Exercise 1. Create two DataFrames that share two columns: 'year' and 'month'. Merge them on both columns simultaneously using on=['year', 'month'].

Solution to Exercise 1

Merge on multiple shared columns.

import pandas as pd

sales = pd.DataFrame({'year': [2023, 2023, 2024], 'month': [1, 2, 1], 'revenue': [100, 200, 150]})
targets = pd.DataFrame({'year': [2023, 2023, 2024], 'month': [1, 2, 1], 'target': [120, 180, 160]})
result = pd.merge(sales, targets, on=['year', 'month'])
print(result)

Exercise 2. Create two DataFrames with one shared column name. Merge using on to specify the key explicitly, even though pandas would auto-detect it. Verify the result is the same as merging without the on parameter.

Solution to Exercise 2

Compare explicit on vs auto-detected key.

import pandas as pd

df1 = pd.DataFrame({'key': ['a', 'b', 'c'], 'val1': [1, 2, 3]})
df2 = pd.DataFrame({'key': ['a', 'b', 'd'], 'val2': [4, 5, 6]})
explicit = pd.merge(df1, df2, on='key')
auto = pd.merge(df1, df2)
assert explicit.equals(auto)
print("Explicit on= gives same result as auto-detect.")

Exercise 3. Create two DataFrames that share a column name 'id' but also have other overlapping column names.

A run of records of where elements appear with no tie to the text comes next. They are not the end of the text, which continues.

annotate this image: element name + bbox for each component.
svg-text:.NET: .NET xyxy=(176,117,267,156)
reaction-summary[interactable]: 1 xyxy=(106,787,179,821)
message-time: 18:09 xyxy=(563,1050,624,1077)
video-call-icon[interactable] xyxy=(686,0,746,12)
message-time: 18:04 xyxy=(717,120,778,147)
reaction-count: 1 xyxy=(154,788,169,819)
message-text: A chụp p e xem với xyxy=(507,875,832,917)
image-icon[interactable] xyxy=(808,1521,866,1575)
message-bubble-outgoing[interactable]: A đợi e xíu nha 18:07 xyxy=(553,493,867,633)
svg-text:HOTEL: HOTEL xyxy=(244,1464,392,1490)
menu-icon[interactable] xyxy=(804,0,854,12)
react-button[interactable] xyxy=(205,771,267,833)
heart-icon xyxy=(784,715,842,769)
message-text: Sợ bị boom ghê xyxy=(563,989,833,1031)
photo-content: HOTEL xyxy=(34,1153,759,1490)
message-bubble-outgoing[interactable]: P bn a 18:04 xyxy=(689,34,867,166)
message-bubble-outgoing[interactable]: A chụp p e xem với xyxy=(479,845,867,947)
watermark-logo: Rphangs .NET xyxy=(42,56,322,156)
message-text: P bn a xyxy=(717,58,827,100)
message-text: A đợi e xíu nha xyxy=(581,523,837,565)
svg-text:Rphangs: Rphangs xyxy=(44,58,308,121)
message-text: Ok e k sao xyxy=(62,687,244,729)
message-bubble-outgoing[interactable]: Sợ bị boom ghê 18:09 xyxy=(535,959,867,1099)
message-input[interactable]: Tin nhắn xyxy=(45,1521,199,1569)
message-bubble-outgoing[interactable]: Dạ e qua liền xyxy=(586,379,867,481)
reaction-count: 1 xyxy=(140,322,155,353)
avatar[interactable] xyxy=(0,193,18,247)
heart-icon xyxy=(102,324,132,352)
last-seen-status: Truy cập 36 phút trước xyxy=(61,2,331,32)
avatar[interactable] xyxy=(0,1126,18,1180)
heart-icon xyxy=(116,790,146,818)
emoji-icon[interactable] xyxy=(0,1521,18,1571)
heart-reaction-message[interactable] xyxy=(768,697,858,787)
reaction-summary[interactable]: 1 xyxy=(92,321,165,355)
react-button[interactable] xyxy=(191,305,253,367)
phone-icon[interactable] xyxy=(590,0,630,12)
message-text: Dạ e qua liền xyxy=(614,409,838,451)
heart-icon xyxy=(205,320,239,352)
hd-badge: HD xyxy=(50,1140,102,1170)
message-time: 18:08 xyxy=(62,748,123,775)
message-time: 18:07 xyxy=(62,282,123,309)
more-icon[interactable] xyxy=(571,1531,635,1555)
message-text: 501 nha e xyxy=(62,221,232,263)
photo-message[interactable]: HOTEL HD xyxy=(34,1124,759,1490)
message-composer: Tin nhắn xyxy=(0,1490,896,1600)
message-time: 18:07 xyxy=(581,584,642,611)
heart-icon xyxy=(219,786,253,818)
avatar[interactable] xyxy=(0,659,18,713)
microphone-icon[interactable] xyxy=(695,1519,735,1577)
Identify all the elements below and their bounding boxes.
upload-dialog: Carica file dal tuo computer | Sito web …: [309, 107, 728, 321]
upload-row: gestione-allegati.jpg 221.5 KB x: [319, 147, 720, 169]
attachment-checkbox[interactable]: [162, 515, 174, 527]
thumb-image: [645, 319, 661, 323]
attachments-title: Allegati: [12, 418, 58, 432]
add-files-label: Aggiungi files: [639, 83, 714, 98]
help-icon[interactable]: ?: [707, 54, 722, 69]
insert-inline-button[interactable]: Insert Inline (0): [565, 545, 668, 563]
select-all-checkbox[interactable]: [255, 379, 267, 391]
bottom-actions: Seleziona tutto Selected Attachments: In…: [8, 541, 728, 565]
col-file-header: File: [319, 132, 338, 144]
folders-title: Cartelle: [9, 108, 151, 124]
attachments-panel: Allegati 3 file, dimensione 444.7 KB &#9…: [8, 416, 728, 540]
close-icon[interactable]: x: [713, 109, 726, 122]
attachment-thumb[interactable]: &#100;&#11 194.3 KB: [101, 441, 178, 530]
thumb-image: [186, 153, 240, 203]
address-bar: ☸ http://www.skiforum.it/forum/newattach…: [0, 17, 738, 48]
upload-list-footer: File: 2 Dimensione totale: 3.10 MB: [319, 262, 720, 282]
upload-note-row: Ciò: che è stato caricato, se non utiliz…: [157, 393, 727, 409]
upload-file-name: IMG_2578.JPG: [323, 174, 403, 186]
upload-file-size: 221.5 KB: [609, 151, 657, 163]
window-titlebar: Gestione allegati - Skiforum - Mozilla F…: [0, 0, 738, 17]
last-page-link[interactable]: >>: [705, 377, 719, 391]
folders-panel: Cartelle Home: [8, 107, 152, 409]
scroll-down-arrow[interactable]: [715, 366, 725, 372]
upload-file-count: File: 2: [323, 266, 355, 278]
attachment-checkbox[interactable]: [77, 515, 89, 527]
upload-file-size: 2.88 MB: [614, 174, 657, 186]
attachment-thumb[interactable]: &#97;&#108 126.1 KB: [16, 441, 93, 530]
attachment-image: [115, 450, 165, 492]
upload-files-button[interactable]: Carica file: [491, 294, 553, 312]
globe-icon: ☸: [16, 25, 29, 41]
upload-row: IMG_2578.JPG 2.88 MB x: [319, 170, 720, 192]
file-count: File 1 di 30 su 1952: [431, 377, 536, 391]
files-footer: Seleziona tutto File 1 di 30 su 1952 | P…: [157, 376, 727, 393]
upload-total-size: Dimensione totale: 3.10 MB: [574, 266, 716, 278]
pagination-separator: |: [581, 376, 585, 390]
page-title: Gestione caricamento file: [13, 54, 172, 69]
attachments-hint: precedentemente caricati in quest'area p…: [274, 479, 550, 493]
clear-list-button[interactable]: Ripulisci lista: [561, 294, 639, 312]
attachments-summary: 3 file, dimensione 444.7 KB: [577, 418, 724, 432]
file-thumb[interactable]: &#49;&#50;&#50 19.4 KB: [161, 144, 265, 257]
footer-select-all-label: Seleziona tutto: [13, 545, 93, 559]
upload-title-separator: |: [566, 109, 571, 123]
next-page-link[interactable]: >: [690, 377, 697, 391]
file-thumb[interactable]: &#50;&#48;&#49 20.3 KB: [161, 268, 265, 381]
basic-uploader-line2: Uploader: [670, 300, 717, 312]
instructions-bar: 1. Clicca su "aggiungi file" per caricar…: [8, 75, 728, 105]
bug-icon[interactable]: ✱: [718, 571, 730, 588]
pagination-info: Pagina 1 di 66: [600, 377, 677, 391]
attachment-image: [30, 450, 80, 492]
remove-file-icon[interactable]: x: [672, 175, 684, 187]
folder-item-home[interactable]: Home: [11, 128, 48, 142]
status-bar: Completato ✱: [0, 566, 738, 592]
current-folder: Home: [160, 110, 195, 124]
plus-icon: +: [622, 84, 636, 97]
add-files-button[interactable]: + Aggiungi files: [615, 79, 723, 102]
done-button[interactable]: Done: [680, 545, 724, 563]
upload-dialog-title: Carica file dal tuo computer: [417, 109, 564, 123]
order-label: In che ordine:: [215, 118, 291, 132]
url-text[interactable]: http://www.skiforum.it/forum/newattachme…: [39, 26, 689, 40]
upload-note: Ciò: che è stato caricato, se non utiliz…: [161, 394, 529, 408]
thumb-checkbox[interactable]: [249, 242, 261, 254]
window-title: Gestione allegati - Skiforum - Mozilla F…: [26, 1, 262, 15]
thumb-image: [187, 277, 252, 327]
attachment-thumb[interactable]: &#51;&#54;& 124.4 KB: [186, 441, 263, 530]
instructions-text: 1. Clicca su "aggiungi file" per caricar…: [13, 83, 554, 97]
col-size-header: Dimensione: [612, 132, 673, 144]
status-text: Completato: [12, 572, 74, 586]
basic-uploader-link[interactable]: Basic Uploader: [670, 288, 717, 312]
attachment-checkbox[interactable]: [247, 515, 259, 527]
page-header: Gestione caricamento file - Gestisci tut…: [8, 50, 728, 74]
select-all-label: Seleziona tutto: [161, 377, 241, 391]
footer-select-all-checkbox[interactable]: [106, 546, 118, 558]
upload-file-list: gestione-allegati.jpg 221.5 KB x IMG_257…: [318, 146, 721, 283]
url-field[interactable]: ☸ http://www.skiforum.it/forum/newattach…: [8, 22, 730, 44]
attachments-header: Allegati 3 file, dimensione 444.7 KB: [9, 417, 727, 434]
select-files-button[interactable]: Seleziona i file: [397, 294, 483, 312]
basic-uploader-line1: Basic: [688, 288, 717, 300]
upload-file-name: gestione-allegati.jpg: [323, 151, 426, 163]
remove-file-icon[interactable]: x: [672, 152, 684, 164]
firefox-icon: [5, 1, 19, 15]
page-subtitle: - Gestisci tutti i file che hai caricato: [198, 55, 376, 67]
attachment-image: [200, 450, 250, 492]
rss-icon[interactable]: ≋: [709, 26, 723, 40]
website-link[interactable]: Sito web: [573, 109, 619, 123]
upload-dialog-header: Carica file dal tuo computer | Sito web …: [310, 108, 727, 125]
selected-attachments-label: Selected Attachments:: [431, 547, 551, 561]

Merge on 'id' and observe how the overlapping non-key columns get suffixed with _x and _y.

Solution to Exercise 3

Observe suffix behavior for overlapping non-key columns.

import pandas as pd

df1 = pd.DataFrame({'id': [1, 2], 'score': [85, 90], 'grade': ['B', 'A']})
df2 = pd.DataFrame({'id': [1, 2], 'score': [88, 92], 'comment': ['good', 'great']})
result = pd.merge(df1, df2, on='id')
print(result)
print("Columns:", result.columns.tolist())